I truly hope that this change may be coming to the USA.

Peter Specht
Peter Specht

We will get there. As Churchill said, "you can always count on the Americans to do the right thing.........after they try everything else."

Susan Koerling
Susan Koerling

Sarah, you are ridiculous even saying that anyone who disagrees should leave, I disagree with you and still don't demand that you leave, grow up, that's what our system is supposed to do, let others have an opinion, force the ole brain cells to see more than one point of view. We have more than 2 parties and it's far past time to level the playing field. You may not agree but I won't kick you out. LOL

Sarah Owens Betar
Sarah Owens Betar

Ken MacPike it has worked well for 200+ years...unfortunately, since the socialist/commies took over one party, all hell has broken loose...we will fix it...vote for Trump...oust those moronic far left socialists

Ken MacPike
Ken MacPike

Umm Sarah... "There is nothing which I dread so much as a division of the republic into two great parties, each arranged under its leader and concerting measures in opposition to each other.
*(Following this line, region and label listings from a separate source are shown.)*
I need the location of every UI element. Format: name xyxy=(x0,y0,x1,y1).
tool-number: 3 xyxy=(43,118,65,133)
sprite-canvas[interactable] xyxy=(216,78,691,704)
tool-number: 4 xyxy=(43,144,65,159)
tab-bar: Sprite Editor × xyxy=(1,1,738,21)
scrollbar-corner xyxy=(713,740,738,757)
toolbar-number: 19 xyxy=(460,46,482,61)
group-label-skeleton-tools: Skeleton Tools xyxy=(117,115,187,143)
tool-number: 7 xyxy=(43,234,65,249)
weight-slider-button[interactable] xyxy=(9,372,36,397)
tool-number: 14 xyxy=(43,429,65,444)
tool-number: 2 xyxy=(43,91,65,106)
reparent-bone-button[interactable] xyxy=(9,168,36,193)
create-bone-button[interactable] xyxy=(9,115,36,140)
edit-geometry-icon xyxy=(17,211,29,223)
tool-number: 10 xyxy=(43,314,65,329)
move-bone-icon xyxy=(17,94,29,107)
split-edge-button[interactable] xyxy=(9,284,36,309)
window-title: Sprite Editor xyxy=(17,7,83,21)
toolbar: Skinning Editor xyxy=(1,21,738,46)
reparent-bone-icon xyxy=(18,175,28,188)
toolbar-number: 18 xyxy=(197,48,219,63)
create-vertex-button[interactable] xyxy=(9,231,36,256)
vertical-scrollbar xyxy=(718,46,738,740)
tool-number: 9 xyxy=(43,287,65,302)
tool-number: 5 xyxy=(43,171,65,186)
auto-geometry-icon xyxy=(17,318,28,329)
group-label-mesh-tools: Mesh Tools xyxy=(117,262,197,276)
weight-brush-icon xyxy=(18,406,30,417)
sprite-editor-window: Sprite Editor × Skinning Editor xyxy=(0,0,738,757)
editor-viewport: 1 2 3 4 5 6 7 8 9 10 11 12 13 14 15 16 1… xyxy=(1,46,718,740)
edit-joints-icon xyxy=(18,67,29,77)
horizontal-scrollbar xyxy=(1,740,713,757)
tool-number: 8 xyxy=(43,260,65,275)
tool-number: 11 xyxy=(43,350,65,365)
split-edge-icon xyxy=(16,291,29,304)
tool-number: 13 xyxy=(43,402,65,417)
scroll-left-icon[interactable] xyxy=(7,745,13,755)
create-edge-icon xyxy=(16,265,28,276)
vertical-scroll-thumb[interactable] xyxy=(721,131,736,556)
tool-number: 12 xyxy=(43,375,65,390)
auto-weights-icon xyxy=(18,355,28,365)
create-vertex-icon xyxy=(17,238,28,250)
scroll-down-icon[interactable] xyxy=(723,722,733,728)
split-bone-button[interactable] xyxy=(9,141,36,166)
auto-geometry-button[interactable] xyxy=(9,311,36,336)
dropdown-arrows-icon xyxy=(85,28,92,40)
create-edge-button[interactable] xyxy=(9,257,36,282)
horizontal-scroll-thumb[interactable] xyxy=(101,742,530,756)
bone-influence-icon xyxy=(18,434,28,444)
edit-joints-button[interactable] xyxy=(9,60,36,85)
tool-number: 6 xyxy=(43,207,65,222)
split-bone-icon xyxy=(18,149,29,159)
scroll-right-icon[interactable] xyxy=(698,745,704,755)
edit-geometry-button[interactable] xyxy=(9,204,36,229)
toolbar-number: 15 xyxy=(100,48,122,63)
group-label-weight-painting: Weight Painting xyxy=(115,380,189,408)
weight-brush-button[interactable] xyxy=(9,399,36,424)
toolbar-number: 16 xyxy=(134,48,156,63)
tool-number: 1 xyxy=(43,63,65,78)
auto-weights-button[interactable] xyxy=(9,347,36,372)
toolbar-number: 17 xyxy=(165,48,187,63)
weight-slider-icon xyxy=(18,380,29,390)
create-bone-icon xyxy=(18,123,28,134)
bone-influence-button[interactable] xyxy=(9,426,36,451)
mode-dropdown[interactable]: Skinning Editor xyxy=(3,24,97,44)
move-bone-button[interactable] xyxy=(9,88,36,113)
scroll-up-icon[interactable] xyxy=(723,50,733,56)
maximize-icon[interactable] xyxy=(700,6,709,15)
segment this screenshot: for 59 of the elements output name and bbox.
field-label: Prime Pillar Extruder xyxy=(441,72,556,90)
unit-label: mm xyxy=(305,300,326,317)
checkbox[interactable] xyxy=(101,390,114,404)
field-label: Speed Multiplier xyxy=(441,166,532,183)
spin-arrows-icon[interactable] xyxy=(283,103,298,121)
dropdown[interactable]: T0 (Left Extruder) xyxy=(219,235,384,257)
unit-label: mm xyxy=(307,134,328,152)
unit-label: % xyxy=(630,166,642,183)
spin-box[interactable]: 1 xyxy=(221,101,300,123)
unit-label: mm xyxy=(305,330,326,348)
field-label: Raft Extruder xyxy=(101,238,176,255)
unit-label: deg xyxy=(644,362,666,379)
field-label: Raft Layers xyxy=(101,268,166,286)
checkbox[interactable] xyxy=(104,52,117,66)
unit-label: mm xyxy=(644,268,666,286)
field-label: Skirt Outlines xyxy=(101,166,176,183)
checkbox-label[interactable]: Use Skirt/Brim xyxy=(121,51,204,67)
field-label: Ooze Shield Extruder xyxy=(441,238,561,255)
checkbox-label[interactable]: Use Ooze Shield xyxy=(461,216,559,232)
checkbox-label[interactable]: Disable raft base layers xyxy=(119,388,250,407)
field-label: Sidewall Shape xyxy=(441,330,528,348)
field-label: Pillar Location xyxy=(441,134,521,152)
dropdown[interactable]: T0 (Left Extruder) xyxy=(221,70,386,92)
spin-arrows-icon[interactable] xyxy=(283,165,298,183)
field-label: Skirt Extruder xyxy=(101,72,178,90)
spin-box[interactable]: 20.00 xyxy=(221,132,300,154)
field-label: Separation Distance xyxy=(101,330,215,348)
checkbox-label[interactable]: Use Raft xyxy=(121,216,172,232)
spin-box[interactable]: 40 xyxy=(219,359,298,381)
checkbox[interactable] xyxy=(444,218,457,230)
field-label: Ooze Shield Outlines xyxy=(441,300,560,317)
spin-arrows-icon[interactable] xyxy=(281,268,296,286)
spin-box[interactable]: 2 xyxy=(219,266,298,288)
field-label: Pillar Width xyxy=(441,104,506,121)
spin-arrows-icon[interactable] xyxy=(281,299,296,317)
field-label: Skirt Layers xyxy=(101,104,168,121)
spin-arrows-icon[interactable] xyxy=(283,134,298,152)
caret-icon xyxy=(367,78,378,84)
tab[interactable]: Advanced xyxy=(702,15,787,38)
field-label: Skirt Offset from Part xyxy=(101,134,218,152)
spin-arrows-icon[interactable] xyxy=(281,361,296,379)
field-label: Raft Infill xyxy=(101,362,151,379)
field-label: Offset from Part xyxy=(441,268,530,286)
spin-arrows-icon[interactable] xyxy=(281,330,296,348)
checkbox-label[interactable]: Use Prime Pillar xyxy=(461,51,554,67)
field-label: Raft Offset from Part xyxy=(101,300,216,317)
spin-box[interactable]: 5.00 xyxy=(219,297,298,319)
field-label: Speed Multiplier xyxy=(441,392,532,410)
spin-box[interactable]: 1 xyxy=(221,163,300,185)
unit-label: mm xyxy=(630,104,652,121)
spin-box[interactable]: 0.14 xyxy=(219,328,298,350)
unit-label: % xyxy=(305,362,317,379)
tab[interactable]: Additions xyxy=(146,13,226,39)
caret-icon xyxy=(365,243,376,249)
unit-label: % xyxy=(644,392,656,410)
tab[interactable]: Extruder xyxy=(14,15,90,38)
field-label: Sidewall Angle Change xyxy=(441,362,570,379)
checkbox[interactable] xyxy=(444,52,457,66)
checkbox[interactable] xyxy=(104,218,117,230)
This, in my apprehension, is to be dreaded as the greatest political evil under our constitution." John Adams

Ken MacPike
Ken MacPike

"There is nothing which I dread so much as a division of the republic into two great parties, each arranged under its leader and concerting measures in opposition to each other. This, in my apprehension, is to be dreaded as the greatest political evil under our constitution." John Adams

AJ Westfall Sr.
AJ Westfall Sr.

Our system was created for the betterment of America at the time. However, both of those 2 Parties have figured out how to missuse it and destroy America. It's time that something is done to correct what is Broken!!

Sarah Owens Betar
Sarah Owens Betar

we are not from the latin countries...we have our own system....if you don't like it ...leave

Jim Allen
Jim Allen

Our plutocracts have a stranglehold on our political process. Bernie Sanders, and his coattails may be our last hope for many years to come, if not our actual last hope.

samb
samb

More than the difference between the political systems, I think the cultural differences between spain and the US make it a difficult line to draw between the two countries. 

Jeff Marston
Jeff Marston

Interesting.  It also gets to the question of where independent voters fit in?  To influence existing parties--including current minor parties, or create new ones?

leonT
leonT

Interesting article. What happens in the meantime when the parties are figuring out coalition governments?